A third scenario is probate inventory. When an estate includes coins, the executor must list each item with a fair market value estimate. Probate courts generally accept a documented methodology — show which source was used, when the lookup was performed, and what condition assumption was applied. Apps that display a price date stamp and offer four condition levels give the executor a credible starting point. Apps that return a single undated number from an unspecified source give the executor nothing a court would accept without a follow-up appraisal.

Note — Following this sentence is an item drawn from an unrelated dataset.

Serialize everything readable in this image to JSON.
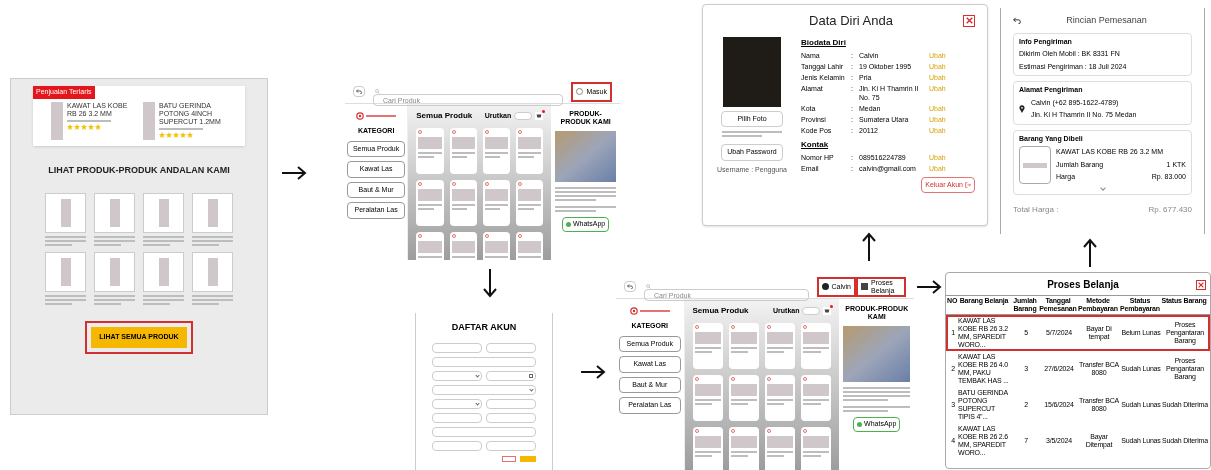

What makes coin valuation apps vary more than buyers expect is that most are built for collectors who want to know roughly what their coins are worth — not for users who need the output to stand up under professional scrutiny. The difference shows up in small things: whether a source is named, whether the date is displayed, whether cleaned coins are flagged. The apps ranked below are the ones that handle those details well enough to feed formal documentation — with notes on where each still falls short.

Expert Reviews

The 7 Best Coin Valuation Apps (2026)

Assay leads this lineup because it handles the full valuation workflow — from identification through condition-bucket selection to Low/Typical/High ranges — in a single mobile flow with source citation and date stamps. Each supporting app fills a specific documentation gap: auction archives for realized-price depth, wholesale guides for dealer-side translation, slab verification for certified material. Refer to the methodology box for the test parameters behind every ranking.

1
Assay
Realistic value ranges, not fake-precise numbers
★★★★★
📱 iOS and Android💰 7-day free trial🗃️ 20,000+ coins📊 Low/Typical/High ranges

Assay never returns '$47.83.' It returns 'Lightly Worn: $30 low, $40 typical, $50 high' — and that distinction is exactly what matters when you are building a document that needs to withstand professional review. A single fake-precise number gives an insurance underwriter or probate attorney one data point to dispute. A Low/Typical/High range across four condition buckets gives them a methodology to evaluate. Every range displayed in Assay is drawn from coins-value.com's curated market data, and a date stamp showing when the prices were last updated appears on every result screen.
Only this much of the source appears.